In my family, Easter Egg hunts are not for amateurs.
Obviously the children don't need professional qualification, but if you're going to host the hunt you better be prepared to go the full monty in prizes, food and overall child adventure experience.
At 44 years of age, 1,000 miles from my root family, with my children grown, I've accepted the challenge. Twelve children between the ages of two and nine must be amused, amazed and astounded.
I still have to buy the big plush prizes and candy, but a large box from Oriental Trading arrived yesterday with prize items ordered in lots of a dozen, as well as Easter cupcake wrappers, full-floor coloring sheets and bunny tracks to place around the yard.
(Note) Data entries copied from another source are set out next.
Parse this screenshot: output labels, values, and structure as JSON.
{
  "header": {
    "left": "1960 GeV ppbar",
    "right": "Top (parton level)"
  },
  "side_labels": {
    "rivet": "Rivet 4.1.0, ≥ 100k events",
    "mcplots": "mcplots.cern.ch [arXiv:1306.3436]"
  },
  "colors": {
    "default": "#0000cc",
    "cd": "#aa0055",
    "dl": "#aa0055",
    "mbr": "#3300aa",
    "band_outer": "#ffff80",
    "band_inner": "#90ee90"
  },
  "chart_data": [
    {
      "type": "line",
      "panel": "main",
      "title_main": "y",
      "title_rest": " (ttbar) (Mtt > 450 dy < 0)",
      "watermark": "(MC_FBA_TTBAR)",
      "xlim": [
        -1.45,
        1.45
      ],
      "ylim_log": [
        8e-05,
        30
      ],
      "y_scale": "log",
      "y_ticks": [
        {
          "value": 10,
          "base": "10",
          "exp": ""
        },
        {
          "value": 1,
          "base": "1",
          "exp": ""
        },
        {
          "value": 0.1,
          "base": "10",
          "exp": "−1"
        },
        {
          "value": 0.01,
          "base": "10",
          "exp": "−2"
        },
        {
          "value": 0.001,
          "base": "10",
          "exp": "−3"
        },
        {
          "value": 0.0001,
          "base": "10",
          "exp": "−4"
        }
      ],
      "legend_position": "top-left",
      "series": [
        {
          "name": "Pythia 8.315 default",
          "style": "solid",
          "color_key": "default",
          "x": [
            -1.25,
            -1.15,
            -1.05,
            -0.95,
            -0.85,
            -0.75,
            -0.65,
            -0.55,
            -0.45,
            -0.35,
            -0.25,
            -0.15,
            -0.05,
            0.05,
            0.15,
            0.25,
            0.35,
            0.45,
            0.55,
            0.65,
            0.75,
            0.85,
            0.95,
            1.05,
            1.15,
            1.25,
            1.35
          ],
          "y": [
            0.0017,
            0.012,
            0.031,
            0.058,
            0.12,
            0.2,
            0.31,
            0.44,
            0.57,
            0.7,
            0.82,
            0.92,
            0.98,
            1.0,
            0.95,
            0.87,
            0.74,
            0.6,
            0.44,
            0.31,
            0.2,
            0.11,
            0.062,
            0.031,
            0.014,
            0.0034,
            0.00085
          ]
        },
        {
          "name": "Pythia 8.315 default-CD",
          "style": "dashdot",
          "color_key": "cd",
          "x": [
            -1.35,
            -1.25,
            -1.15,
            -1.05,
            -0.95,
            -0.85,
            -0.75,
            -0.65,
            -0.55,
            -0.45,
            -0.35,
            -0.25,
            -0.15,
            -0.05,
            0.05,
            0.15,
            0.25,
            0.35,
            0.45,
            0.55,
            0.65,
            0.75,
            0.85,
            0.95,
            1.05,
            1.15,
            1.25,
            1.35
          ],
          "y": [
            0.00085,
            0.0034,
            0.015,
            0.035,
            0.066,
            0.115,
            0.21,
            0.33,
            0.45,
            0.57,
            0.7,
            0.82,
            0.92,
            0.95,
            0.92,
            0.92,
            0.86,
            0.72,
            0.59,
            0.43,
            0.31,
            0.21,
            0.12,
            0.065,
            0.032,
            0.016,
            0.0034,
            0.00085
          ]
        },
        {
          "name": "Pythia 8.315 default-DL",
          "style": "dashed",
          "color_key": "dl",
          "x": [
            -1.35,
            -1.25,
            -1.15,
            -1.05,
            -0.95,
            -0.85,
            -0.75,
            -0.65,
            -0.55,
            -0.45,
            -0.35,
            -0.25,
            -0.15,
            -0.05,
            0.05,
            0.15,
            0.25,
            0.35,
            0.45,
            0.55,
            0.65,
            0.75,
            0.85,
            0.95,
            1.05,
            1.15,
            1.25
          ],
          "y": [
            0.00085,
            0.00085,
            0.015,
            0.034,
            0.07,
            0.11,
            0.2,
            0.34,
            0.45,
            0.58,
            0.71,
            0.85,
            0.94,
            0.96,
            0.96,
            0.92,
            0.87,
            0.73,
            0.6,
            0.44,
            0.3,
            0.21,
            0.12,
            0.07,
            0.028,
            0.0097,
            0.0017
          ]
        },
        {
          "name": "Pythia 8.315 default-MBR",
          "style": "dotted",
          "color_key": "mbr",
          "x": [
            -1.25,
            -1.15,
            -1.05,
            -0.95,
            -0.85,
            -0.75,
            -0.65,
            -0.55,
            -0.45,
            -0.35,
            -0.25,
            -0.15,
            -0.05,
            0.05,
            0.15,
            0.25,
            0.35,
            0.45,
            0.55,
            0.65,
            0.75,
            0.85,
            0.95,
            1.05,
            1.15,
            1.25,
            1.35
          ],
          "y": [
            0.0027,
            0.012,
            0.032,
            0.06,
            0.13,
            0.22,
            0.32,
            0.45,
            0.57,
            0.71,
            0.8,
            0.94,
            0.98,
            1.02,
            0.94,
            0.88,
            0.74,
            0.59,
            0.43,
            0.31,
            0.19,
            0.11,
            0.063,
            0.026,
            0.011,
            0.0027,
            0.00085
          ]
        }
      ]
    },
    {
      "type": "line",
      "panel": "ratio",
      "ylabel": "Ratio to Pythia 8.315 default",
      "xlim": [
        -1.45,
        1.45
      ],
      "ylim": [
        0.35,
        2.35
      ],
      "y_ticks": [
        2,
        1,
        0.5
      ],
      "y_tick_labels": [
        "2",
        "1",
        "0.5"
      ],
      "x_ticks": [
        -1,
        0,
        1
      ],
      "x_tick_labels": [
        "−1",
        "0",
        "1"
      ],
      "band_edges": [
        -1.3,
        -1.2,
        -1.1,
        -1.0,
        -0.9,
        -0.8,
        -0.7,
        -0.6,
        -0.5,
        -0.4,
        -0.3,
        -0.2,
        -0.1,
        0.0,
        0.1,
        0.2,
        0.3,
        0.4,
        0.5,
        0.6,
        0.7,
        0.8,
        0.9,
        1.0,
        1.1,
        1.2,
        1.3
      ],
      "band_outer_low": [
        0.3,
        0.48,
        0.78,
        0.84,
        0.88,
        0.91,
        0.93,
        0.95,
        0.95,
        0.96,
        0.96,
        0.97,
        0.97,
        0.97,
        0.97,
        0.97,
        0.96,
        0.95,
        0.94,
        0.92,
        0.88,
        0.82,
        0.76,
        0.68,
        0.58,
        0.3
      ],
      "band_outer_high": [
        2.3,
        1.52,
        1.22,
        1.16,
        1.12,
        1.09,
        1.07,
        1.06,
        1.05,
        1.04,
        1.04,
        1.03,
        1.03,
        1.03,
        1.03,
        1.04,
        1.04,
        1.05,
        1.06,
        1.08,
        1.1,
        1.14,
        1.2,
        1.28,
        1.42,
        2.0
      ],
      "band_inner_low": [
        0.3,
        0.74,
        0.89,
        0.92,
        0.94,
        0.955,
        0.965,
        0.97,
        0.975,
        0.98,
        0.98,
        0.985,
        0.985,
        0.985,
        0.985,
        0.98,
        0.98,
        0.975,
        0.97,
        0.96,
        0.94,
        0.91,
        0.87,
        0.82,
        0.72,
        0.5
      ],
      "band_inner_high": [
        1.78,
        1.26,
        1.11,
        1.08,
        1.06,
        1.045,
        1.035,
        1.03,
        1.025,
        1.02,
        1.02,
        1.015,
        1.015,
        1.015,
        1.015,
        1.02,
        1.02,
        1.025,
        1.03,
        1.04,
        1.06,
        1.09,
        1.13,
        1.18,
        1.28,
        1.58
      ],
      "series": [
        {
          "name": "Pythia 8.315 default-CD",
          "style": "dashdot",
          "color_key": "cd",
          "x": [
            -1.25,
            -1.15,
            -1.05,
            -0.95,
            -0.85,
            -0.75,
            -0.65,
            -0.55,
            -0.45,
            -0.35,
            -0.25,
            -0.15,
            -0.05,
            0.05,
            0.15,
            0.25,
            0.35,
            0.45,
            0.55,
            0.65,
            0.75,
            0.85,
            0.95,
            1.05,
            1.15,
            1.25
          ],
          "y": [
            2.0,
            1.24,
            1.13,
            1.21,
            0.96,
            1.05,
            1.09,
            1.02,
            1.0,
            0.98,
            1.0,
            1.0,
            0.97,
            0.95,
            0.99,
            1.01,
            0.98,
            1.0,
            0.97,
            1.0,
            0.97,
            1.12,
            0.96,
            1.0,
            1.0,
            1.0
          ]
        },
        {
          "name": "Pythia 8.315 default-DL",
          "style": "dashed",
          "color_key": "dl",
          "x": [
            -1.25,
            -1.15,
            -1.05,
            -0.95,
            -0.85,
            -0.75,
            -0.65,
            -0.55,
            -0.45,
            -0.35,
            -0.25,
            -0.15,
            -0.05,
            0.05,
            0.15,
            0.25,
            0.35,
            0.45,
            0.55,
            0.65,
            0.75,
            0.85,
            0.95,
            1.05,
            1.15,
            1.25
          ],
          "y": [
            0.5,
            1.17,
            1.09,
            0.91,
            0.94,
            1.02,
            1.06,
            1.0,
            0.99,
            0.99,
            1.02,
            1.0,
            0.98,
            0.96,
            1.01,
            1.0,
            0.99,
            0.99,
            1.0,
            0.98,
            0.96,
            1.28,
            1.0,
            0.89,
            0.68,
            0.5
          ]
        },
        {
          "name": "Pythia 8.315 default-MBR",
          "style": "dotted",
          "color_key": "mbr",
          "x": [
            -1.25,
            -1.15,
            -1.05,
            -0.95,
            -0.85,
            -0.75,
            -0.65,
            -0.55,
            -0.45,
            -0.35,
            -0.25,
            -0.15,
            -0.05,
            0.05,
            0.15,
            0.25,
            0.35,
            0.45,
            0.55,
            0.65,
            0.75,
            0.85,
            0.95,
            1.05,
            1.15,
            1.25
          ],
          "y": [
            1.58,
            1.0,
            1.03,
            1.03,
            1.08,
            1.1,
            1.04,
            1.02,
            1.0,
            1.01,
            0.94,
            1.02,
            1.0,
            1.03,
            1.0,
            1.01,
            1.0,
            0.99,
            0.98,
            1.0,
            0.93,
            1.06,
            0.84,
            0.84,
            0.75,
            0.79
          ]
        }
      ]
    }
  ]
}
The box includes stitched braclets that say "You're No Bunny Til Some Bunny Loves You," kalidescopes, pinwheels, tops, bunny glitter putty, customizable picture frames, Easter bubbles, Easter sidewalk chalk, bunny masks, bunny shaped loop straws... and the item that certifies my younger daughter's genius.
I looked right passed "Bunny with Putty Eyes" in the catalogue, but Jen saw the possibilities.
What could be exciting about small, flexible plastic rabbit heads?
How about the wad of gelatinous putty inside that pops through the eye holes when you squeeze the back of the head including little dark spots that somehow line up to represent bulging irises.
When I opened the package I was appalled and then amused. Jen loved them and quickly pointed out the squeezing action makes a "snot sound" if you listen closely. I knew then that each of our guests would be listening closely and that, dressed in Easter finery with myriad options before them... this two inch item would enrapture them.
I immediately got online to order more, but they are sold out. Obviously Jen wasn't the only one to see the possibilities that went right by me.
There are those of you that might say this a disgusting bastardization of an event that has deep sacred meaning to others. Unless you bought a ticket to that Gibson flick, I'll accept that criticism.
But I know what kids like, and thanks to my younger daughter, we're delivering.